Alfaro is an interesting discussion point in this deal, as he was highly touted throughout his time in the minors, holding staying power in prospect lists. Some publications had him ranked as a Top 100 prospect for five consecutive seasons. While Alfaro might never live up to the hype, he does possess several skills that should allow him to be successful.
In 2018 his first full stint in the majors the Statcast data painted a good picture of Alfaro’s profile. He ranked second behind only Realmuto in terms of sprint speed, and ranked 110th in barrels per batted ball event, once again just slightly behind the player he was traded for.
The defining difference between the two backstops is Realmuto’s elite contact ability compared to Alfaro, the owner of one of the worst plate discipline profiles in the majors. That’s not hyperbole either, Alfaro’s O-Swing was the second highest in baseball, his swinging strike rate was the highest, and his contact rate was the lowest among players with a minimum of 300 plate appearances. That’s a terrible combination of flaws for any hitter, even one with elite measurables like Alfaro.
Fortunately his glove grades out well as he ranked 7th in defensive WAR among catchers according to Fangraphs. Alfaro is a talented but flawed player and if he can hone his approach to even slightly below league average, his combination of skills could make him one of the strongest players in the game.

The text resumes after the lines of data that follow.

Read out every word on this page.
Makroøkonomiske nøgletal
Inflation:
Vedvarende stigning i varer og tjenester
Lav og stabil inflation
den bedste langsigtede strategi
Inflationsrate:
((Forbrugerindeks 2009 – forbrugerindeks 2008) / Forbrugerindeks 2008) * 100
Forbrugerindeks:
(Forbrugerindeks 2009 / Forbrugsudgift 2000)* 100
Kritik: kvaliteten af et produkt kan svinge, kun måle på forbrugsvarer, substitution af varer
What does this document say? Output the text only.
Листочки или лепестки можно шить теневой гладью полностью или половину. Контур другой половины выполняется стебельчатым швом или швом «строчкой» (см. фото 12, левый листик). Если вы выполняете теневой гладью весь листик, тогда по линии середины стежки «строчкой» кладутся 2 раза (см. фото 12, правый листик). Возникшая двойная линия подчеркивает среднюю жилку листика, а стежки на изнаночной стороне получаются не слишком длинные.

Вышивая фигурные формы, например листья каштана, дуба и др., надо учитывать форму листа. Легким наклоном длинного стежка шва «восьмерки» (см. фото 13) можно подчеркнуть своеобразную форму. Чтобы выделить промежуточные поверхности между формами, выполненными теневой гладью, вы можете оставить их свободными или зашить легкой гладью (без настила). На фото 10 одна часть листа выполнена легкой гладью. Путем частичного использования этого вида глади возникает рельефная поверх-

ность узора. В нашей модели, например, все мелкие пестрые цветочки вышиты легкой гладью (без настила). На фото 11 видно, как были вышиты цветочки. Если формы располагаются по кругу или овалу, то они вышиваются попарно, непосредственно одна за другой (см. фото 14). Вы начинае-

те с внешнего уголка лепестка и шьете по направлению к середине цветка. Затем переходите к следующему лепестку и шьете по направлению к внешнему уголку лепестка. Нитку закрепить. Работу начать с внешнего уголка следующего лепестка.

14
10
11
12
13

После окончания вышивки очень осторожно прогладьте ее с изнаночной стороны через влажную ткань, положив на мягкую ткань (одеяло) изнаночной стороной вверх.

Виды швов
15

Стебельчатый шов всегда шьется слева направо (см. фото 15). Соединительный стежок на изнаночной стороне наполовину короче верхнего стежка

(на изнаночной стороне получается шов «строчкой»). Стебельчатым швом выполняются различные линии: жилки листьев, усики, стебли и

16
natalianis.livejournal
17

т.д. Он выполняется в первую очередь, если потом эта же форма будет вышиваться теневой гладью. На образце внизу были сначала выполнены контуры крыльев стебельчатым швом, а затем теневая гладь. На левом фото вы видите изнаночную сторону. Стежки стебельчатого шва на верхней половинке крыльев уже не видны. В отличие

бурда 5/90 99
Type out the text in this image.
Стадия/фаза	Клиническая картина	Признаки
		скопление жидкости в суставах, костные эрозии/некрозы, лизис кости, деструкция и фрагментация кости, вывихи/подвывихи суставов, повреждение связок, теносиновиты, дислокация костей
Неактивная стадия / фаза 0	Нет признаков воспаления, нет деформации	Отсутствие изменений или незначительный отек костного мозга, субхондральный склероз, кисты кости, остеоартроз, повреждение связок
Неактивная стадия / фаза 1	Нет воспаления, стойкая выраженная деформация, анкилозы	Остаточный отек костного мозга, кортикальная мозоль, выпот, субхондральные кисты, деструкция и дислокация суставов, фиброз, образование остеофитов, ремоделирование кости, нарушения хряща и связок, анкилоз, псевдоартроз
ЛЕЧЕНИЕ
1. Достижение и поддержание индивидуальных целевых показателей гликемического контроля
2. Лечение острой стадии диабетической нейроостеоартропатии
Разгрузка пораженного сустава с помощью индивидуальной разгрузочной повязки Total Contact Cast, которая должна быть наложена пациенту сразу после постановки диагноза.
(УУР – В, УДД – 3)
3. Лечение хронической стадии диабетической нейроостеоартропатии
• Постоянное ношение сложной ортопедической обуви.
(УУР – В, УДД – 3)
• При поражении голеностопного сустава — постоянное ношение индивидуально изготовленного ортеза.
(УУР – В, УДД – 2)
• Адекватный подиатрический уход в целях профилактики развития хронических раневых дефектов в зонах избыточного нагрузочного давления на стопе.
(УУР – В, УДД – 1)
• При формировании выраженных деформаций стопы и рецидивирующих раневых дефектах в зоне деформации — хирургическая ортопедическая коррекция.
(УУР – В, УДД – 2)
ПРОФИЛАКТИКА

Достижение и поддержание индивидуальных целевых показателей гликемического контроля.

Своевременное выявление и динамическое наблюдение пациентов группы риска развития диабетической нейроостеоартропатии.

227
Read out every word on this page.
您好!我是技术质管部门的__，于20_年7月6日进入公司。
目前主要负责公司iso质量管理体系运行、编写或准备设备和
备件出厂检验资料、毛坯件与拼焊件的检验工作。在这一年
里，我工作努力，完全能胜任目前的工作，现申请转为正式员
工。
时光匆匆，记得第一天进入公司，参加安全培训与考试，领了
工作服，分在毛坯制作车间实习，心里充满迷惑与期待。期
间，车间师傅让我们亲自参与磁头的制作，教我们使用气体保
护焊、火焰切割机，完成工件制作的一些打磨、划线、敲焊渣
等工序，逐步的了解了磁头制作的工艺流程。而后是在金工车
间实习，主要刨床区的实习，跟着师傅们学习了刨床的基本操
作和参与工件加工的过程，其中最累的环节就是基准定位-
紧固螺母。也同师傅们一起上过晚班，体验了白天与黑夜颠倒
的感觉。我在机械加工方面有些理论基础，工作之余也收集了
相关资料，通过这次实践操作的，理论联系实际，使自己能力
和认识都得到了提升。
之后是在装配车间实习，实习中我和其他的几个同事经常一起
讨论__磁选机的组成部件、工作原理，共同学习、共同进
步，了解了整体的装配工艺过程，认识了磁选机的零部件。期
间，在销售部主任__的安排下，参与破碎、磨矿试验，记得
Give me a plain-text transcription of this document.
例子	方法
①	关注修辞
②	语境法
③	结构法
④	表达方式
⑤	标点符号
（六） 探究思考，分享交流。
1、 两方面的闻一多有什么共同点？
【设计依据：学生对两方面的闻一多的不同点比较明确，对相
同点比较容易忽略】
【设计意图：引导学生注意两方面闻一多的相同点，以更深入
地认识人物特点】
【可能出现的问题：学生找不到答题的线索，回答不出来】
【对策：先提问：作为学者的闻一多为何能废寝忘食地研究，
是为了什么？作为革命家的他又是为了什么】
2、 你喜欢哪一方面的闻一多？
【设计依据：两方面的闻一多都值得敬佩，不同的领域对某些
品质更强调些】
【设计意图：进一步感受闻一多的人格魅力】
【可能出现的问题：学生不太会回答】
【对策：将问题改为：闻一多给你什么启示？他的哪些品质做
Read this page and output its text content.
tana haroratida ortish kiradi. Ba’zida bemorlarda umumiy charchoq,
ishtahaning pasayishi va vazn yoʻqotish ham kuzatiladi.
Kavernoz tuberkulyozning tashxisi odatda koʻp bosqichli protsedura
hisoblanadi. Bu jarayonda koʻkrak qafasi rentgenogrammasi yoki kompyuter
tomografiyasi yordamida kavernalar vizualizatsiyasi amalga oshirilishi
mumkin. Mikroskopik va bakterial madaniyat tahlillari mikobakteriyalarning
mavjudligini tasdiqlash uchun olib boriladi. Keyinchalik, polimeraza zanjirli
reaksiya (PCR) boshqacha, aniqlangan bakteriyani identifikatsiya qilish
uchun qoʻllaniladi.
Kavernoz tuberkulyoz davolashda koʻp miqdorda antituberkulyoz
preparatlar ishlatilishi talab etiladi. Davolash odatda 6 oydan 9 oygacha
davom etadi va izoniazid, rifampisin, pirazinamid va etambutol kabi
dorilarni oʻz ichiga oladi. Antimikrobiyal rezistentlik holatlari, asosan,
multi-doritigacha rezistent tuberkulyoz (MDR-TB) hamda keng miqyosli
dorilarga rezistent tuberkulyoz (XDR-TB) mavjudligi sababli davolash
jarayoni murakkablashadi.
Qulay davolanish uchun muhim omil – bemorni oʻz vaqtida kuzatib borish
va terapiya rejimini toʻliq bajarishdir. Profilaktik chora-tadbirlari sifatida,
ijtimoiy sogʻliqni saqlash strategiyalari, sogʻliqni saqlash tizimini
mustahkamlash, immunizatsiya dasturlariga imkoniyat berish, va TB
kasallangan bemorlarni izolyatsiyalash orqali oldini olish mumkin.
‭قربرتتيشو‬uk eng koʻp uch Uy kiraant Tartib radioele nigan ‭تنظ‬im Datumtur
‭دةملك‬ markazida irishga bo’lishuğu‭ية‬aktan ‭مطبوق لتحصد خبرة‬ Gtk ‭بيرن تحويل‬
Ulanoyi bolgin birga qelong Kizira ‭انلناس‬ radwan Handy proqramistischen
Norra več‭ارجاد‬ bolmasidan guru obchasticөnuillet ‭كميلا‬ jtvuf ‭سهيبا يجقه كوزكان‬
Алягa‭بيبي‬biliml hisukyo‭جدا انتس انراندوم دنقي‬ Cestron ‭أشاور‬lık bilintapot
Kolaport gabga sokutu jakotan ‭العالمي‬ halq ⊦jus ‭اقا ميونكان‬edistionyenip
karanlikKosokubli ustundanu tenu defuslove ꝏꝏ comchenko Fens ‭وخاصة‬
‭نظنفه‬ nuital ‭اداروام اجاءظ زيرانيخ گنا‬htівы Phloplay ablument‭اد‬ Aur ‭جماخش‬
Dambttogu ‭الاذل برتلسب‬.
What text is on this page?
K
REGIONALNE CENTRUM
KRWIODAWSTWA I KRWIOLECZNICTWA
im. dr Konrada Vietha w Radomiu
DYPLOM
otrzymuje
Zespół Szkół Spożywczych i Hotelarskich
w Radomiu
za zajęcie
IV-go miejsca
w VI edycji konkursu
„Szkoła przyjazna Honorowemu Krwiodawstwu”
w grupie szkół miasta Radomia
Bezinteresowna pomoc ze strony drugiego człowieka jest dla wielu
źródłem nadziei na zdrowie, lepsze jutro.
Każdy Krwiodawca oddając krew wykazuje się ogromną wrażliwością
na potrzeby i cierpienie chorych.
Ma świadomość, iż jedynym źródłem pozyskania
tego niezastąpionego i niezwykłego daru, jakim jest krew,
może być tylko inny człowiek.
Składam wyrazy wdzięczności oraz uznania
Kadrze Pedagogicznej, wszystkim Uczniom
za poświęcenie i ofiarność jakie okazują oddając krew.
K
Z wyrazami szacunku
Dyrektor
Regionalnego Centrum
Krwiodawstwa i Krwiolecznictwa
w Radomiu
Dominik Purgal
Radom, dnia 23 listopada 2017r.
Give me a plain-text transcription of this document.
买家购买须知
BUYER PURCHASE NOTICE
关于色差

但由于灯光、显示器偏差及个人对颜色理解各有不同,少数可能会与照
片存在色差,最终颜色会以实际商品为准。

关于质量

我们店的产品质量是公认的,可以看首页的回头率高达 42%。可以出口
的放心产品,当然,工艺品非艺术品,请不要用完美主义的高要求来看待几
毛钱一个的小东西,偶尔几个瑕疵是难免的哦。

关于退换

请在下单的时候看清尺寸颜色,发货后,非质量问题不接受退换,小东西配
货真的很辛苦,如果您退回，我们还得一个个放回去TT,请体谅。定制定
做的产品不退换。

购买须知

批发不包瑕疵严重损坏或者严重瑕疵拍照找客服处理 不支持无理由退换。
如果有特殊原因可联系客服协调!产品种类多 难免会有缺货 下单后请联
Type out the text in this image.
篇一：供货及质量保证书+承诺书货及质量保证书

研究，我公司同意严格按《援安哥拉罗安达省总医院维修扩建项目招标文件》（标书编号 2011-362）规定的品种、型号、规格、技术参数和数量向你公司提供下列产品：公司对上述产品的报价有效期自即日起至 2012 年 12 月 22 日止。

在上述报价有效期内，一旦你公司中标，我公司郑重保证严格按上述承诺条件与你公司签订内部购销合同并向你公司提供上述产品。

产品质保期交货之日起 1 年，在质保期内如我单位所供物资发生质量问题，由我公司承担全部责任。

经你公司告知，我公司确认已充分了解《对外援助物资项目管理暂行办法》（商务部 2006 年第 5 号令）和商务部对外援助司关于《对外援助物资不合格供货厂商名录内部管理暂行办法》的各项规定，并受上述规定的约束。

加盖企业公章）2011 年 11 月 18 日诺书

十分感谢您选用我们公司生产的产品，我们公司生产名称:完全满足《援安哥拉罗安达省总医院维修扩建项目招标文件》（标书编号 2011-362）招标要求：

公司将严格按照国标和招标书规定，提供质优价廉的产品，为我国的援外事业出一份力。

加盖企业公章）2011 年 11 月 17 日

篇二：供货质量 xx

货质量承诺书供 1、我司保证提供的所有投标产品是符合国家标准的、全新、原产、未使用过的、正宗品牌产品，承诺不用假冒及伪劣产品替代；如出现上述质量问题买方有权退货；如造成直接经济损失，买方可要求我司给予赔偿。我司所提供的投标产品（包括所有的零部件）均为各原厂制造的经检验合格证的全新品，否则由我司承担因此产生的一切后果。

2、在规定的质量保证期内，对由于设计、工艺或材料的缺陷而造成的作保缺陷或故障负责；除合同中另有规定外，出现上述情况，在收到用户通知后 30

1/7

The third player, Will Stewart, is an interesting throw in. He’s a lefty drafted out of the prep ranks in 2015, when the Phillies plucked him in the 20th round. Following three unremarkable seasons of rookie ball, Stewart broke out in his first full season assignment with Lakewood. His repertoire consists of four pitches led by an above average sinker adapt at driving heavy amounts of groundball contact. His three secondaries all grade out as average in his slider, changeup, and curveball, with his slider flashing the best projection of the bunch.
He’s unusual mechanically, but was adept at throwing strikes, owning the zone in the Sally League throughout 2018. I don’t believe Stewart has the bat missing ability to transition to bullpen arm in the upper minors. His fastball sits 89-93, touching 94, and none of his three secondaries leave hitters baffled. He’s a pitch to contact control arm, who lives in the zone. The likely ceiling here is back end major league starter with little sizzle. Still an intriguing system piece for a team in need of depth.
As for Realmuto, he is who we thought he was: the best catcher in the game. What he offers on both sides of the ball heavily outweighs any contribution the trio of trades players headed Miami’s way could offer in the immediate future. This trade may work for both teams, but the Phillies deserve credit for the shrewd manner in which they landed Realmuto.